Hey kids, did you know that some of America’s longest-running comic strips take place in the military during actual violent conflicts? Beetle Bailey is stateside, for the most part, but its soldiers must know that they could be deployed at any time; in today’s strip, their nighttime anxieties escalate, from right to left, climaxing with Beetle, who, panicked but clear-eyed, can only think of massive, world-obliterating explosions. Meanwhile, today’s Crock reminds us that most of the main characters are occupation troops in a grinding, brutal colonial war. Happy Friday!

Friday multicomic extravaganza

Crock, 6/3/16

Haha, it’s funny because the patrolmen are dying horribly in flames, miles away from help or rescue or even water! As the fire burns away everything that makes them human, their commanding officers coldly refer to them as “objects.”

Beetle Bailey, 6/3/16

Like many military operations, this started as an attempt to remove something with precision and skill and has now devolved into a test of strength in which someone is probably going to lose a limb.

Crankshaft and Funky Winkerbean, 6/3/16



Welp, I guess Jeff wasn’t being fired by his therapist earlier this week; he was being told to go back to his childhood home, to get “closure” or whatever, and also just start pulling up the floorboards of his old attic, despite the distinct lack of enthusiasm displayed by the house’s current resident. Meanwhile, in the future, we’re discovering how this actually ties in with his mother’s death: he’s using the decoder ring he’s found to translate a message from his mother, who is in outer space, which is apparently where hell is.

Mary Worth, 6/3/16

Looks like all the girls who were being super mean to Dawn because they thought she was sleeping with her professor are pals with her again because she’s deigned to spend time with them in between dropping Harlan’s name every other sentence, because that’s how human beings work!
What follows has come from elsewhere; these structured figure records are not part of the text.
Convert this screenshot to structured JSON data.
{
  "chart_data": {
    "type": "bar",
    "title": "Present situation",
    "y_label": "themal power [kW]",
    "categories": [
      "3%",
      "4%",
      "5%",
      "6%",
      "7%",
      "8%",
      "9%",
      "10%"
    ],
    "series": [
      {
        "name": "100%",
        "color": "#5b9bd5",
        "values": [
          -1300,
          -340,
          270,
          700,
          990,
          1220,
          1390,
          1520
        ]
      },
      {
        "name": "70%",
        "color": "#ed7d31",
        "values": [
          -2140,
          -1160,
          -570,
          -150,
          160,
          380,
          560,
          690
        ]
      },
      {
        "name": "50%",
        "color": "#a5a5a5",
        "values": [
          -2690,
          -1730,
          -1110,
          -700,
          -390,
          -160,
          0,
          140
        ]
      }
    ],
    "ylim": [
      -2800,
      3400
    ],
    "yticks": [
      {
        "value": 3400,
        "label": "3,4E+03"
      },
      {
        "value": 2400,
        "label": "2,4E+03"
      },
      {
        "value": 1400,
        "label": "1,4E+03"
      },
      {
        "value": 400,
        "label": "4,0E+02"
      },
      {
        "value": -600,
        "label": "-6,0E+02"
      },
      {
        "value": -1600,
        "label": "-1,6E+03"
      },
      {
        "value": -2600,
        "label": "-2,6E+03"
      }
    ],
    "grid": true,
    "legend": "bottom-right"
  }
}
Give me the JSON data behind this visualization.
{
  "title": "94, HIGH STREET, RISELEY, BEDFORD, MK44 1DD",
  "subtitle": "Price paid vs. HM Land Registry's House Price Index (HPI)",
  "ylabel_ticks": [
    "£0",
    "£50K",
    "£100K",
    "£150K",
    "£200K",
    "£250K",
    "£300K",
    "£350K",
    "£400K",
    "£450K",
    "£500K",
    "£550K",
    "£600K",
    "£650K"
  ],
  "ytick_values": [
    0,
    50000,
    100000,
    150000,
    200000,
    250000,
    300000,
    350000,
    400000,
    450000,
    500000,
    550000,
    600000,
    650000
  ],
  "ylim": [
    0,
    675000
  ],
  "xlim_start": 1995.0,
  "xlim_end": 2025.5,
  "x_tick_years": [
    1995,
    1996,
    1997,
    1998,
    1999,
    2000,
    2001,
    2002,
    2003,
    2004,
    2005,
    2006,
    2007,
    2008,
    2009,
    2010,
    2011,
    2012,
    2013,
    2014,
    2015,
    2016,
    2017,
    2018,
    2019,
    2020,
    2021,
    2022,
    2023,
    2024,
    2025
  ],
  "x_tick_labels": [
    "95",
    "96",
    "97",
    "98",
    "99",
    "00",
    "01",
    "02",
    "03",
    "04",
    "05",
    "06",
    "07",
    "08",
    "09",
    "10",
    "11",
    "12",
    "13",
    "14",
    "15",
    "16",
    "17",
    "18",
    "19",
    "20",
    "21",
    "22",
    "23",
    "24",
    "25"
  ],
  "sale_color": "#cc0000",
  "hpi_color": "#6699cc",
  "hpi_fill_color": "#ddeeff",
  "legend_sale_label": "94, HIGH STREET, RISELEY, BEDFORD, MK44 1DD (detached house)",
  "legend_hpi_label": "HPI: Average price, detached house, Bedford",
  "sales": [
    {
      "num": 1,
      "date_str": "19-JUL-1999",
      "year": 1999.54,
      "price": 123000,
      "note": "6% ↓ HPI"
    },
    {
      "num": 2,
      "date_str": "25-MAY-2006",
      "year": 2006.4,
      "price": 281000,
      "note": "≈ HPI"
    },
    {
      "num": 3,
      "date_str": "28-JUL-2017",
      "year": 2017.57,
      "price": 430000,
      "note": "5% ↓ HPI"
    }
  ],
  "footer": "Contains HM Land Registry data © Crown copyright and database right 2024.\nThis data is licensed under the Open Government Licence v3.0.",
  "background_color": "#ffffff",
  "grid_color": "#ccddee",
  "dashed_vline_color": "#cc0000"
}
I am very much assuming that this upcoming showing of X-Men: Apocalypse that Dawn is being lured to will go pretty much like the prom scene in Carrie, except without the revenge via psychic powers.

Hi and Lois, 6/3/16

“Maybe I’m just not very good at school?”

Pluggers, 6/3/16

You’re a plugger if your grandchildren dislike you and flee from your presence the moment you’re distracted.